The Obsolescence Reality

Component obsolescence has become a systemic challenge across the electronics industry. The situation reached a peak in 2022, when more than 700,000 electronic components were declared end-of-life within a single year. While subsequent years were less extreme, the trend persists, with an annual average of approximately 500,000 components reaching EOL status.

Several structural shifts drive this reality:

• Semiconductor lifespans have shortened to 2–5 years
• This represents a ~60% reduction compared to previous decades
• More than 30% of components reach EOL without prior PCN notification

For manufacturers of long-lifecycle products, these trends pose a continuous risk to product availability and operational continuity.

Not all industries are affected equally.
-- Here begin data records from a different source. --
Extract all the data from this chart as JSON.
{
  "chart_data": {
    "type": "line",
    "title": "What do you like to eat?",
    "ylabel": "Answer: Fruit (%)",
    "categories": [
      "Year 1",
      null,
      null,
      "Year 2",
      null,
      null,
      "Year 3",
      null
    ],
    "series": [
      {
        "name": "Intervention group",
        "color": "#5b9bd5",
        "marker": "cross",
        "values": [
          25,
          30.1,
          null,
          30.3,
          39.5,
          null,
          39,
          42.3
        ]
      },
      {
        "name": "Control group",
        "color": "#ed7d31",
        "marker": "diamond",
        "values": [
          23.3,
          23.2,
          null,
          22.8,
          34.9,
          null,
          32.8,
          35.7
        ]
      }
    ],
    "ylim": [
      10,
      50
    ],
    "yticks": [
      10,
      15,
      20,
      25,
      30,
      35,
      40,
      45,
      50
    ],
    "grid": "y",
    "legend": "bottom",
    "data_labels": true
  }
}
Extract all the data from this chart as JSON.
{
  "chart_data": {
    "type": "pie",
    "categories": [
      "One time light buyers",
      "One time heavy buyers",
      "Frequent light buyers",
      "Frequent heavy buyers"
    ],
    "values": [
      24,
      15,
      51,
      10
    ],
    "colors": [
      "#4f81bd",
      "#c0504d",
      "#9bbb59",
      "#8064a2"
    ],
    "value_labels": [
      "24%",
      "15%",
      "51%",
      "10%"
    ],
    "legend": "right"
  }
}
High-volume sectors such as consumer electronics, mobile devices, and automotive platforms can adapt more rapidly due to scale, purchasing leverage, and shorter product lifecycles. In contrast, industrial systems, aerospace platforms, medical devices, and specialized IoT solutions operate under long development timelines, limited production volumes, and extended return-on-investment horizons—making proactive lifecycle management essential.

A 20-Year Product in Continuous Operation

Within this environment, RT-RK has sustained continuous operation of its oldest active product for over 20 years. The system was designed as a military-grade electronic platform intended for long-term deployment in demanding operational conditions.

From the start of production, RT-RK also supported ongoing manufacturing and delivery over an extended timeframe. Between 2006 and 2014, the product was manufactured and delivered in volumes totaling approximately 15,000 units. Since then, production has continued at a steady rate of approximately 1,000 units per year, supporting long-term field deployment and operational continuity.

From the outset, the product was developed with:

• Support for small- and medium-volume manufacturing
• Local production ramp-up capabilities
• Long-term maintenance for specialized and mission-critical applications

Over two decades of operation, nearly the entire bill of materials has been replaced, including the primary integrated circuit, which was discontinued fifteen years ago. These changes were executed without interrupting product availability or compromising functional integrity.

Figure 1. Production panel with 10 devices

Lifecycle Management in Practice

Maintaining product continuity over two decades required sustained engineering effort across multiple domains. Throughout the product’s lifecycle, RT-RK teams continuously addressed:

• Component obsolescence and EOL management
• Multi-source procurement strategies
• Last-time-buy planning and inventory optimization
• Detection and avoidance of counterfeit components
• Supply shortages and market disruptions
• Operational continuity during pandemics, geopolitical conflicts, and natural disasters

Rather than treating obsolescence as an exception, lifecycle events were managed as an expected part of long-term operation.

Lifecycle Continuity as an Engineering Discipline

Sustaining a product for decades requires more than periodic updates. It demands a coordinated approach that integrates development, manufacturing support, obsolescence management, logistics, and controlled redesign within a single lifecycle framework.

In an industry defined by rapid change, long-term product continuity is not accidental. It is the outcome of experience, structured processes, and disciplined engineering practice.